The big news here is that Haiku with SenseME is now affordable to a broader market … and the fan and onboard LED lighting will keep getting smarter.
New Light Fixtures
More interesting perhaps is BAF’s foray into consumer light fixtures with the new Haiku Designer Series. The ceiling fixtures (starting at $199 retail) feature SenseME technology, allowing them to respond to presence and vacancy, and to synch with Haiku fans and other devices that might integrate with SenseME in the future.
An app allows users to group lights and schedule them. There’s a built-in ambient light sensor so the fixtures can adjust themselves automatically, keeping light levels balanced “without the need for constant-switch-flipping,” as BAF explains.
The premium products can shift color temperatures from 2,000k to 5000k.
Standalone lighting is a “pretty natural extension,” says Reed, given BAF’s long history of incorporating lights in their fans. Last year the company launched the super-bright Garage Series Light, which left CE Pros drooling.
BAF’s First Smart HVAC System
If lighting is a natural extension to ceiling fans, then so is central heating and cooling. BAF’s most ambitious new effort is the development of a complete HVAC system that would tie into the smart fans and lights.
Not surprisingly, BAF is going for a super-high efficiency rating of 25 SEER. Motorized dampers would modulate temperature in different zones of the house and there might be – just maybe – smart HVAC registers in the mix, according to Reed.
One of the biggest wastes of energy in the home is conditioning rooms that are unoccupied, so the HVAC system would tie in nicely with the sensors built into Haiku light fixtures and Wall Controls. And if a space can be cooled most efficiently with fans rather than A/C, then the Haiku ecosystem would respond accordingly.

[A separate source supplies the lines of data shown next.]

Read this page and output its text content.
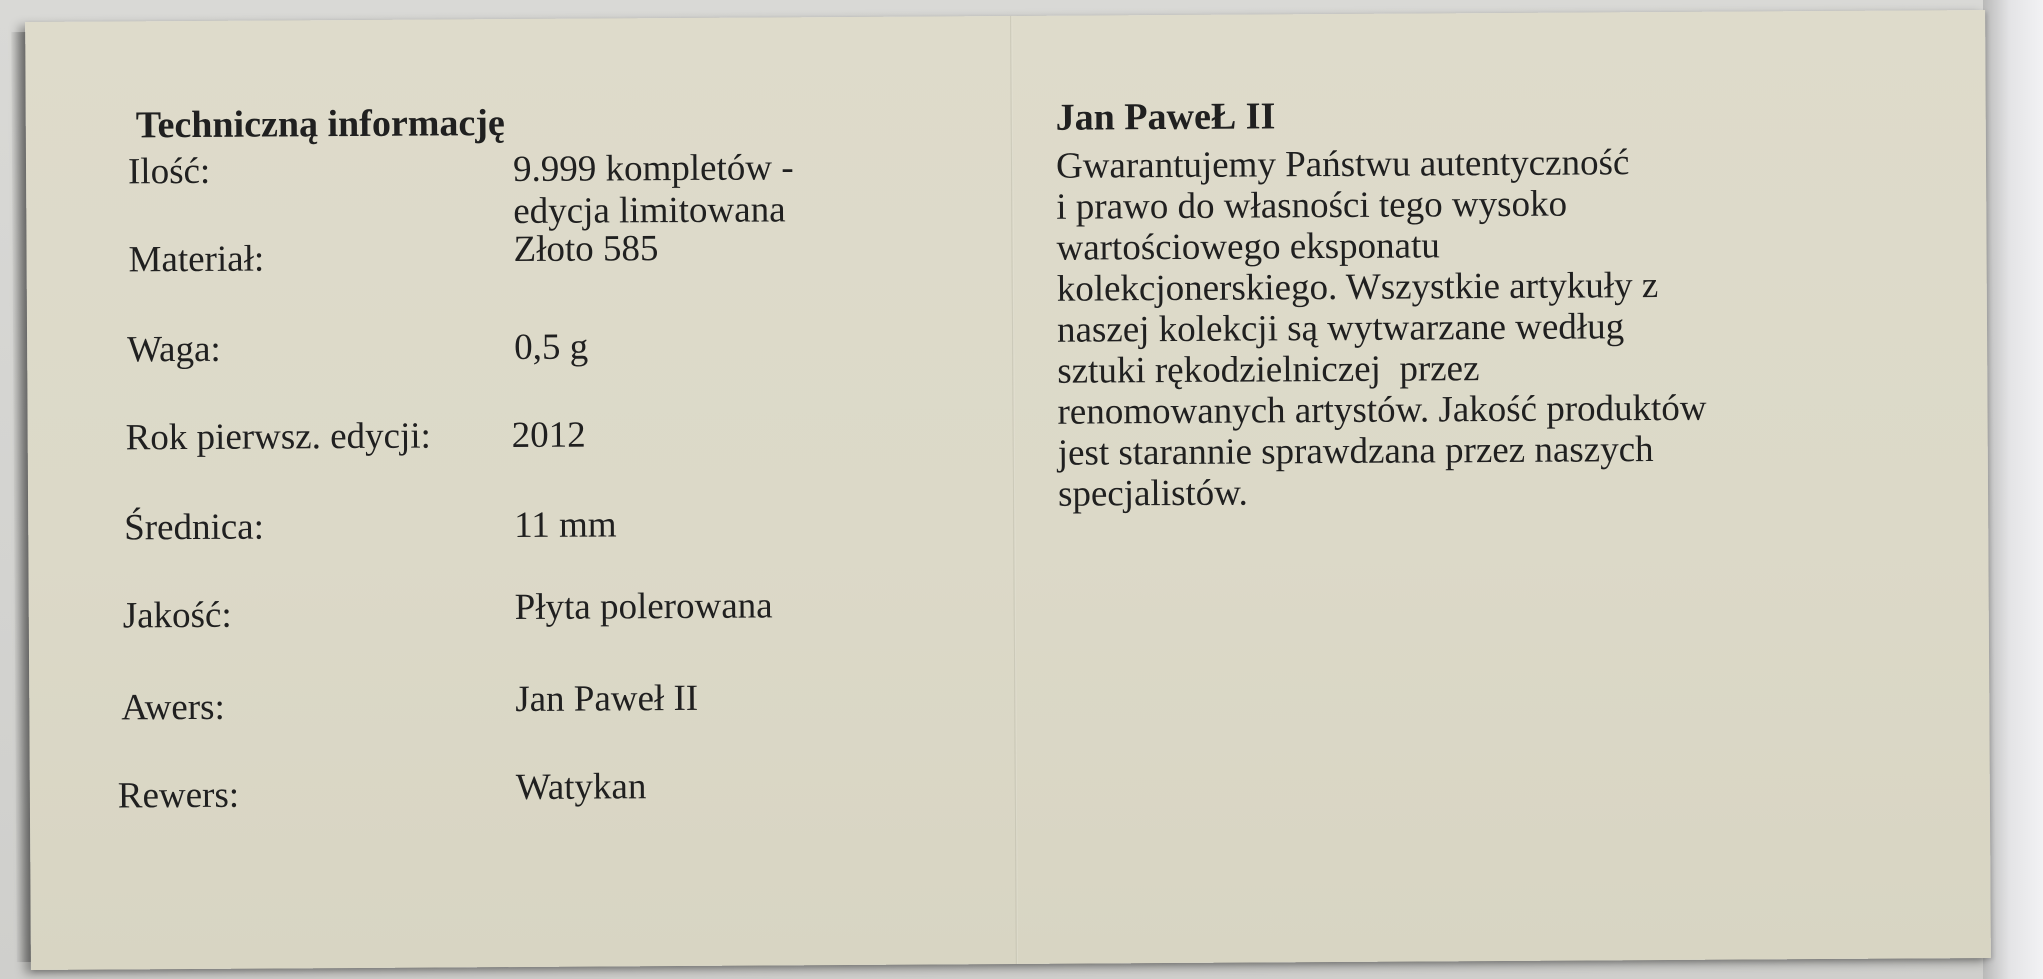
Techniczną informację
Ilość:	9.999 kompletów -
edycja limitowana
Materiał:	Złoto 585
Waga:	0,5 g
Rok pierwsz. edycji: 2012
Średnica:	11 mm
Jakość:	Płyta polerowana
Awers:	Jan Paweł II
Rewers:	Watykan
Jan PaweŁ II
Gwarantujemy Państwu autentyczność
i prawo do własności tego wysoko
wartościowego eksponatu
kolekcjonerskiego. Wszystkie artykuły z
naszej kolekcji są wytwarzane według
sztuki rękodzielniczej  przez
renomowanych artystów. Jakość produktów
jest starannie sprawdzana przez naszych
specjalistów.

The communications protocols at this time are still being worked out, Reed says.
The important thing is that a single Haiku Home app would integrate all of these interrelated pieces for energy efficiency, comfort and convenience.
And at the end of the day, BAF doesn’t even want consumers to use the app except as a device-commissioning tool.
“The fans and fixtures have occupancy and environmental sensors, so once configured they’re operating somewhat autonomously,” Reed says. “We really want to minimize human interactions.”
He acknowledges that turning lights on and off and changing the fan speed is “not that difficult, but you don’t need to do it.”
Today, Haiku fans with SenseME balance the room conditions with occupancy and user preferences, says Reed: “If you adjust it, we’ll take note.”
Now … Imagine what happens when you add intelligent lighting and HVAC control to the Haiku Home.